Daveena realized these backwards crawlers were not insects, but humans disguised as bees. Their costumes had black and ocher bands on their baggy trousers and had jackets of bee fuzz as their tops. On their backs were pairs of wings and on their heads were short antennae, which bent at the pedicle. The roach people advanced until they reached open ground to see that the hive was built atop a large and sturdy cage that housed a few hundred people. The Bulkokans on the ground were excited, shouting and buzzing among themselves, as the hive workers hurried their descent. The captives gathered at the bars of the cage, standing on each other’s shoulders to see the visitors. Daveena gasped when she saw that within the cage there were grass roaches, identical to their own. Some roaches were crawling at the top of the cage’s bars and others were on the ground, bearing roachlings on their backs as well as human children.
So it is true! she thought to herself. Bees and roaches have no quarrel and can live with eac
h other. This is what kept the ghost ants from attacking and eating the bees. The roach Daveena was riding, a female, was raising its wings and exuding its bright, sharp perfume in flirtation with the males in the cage. One of them was interested and responded by raising its own wings and then pivoting backwards to display its abdominal spikes. It’s a good sign! Daveena thought as she raised her hands up the antennae and pulled to keep the roach from assuming the mating position.
The Bulkokans were clamoring now, shouting to the roach people in an unknown tongue, when two little Hulkrites in transparent armor emerged from a nearby twig-and-leaf hut. They were without the white paint—too young for it, perhaps—and looked groggy and roused from a spirit-induced nap. They shouted at the Bulkokans, it seemed, for disturbing their sleep. A moment later the little Hulkrites jumped in shock to realize a mass of visitors on the backs of roaches had gathered behind them. They responded by reaching into their quivers to nock their bows, then realized they had no arrows. They raised little swords against a sizable army whose arrowheads glistened with a dark poison.
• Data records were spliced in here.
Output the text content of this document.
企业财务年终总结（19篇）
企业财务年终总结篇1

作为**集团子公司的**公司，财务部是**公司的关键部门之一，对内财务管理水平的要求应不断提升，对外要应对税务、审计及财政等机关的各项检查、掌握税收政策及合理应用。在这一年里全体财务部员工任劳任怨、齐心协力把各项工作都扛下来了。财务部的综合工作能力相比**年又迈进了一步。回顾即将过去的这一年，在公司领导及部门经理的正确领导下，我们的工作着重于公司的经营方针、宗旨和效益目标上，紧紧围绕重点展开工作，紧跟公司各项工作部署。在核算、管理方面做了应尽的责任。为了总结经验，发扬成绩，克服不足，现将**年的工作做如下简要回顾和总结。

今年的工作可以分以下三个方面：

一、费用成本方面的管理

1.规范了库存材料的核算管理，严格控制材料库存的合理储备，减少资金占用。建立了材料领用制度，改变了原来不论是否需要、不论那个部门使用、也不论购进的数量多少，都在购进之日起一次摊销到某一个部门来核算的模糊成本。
Those are just children, Daveena thought of the Hulkrites as she dismounted and joined the other two-tongued women. They were Queestra and Ulatha, who worked in the jewelry markets as fortune-tellers, and wore necklaces that held a seer’s orb as their pendants. Queestra spoke the Carpenters’ tongue and Ulatha spoke the best Slopeish.
The little Hulkrites were shaking as they attempted to look fierce. They did not respond to Slopeish or the Carpenters’ tongue. Daveena noticed that one boy had reddish hair edging out from his helmet and the orange-tinged skin of the Barley people. “Can you understand my words?” she shouted. Behind him, the Bulkokans were watching, loudly whispering in their own language, which was thick with the vibrational sound of bees. The boy was quiet, then lowered his sword, vaguely nodding.
“You are from the Barley Lands?” Daveena asked. He wanted to answer her, but he looked at the other boy, a pale yellow Hulkrish native, for permission.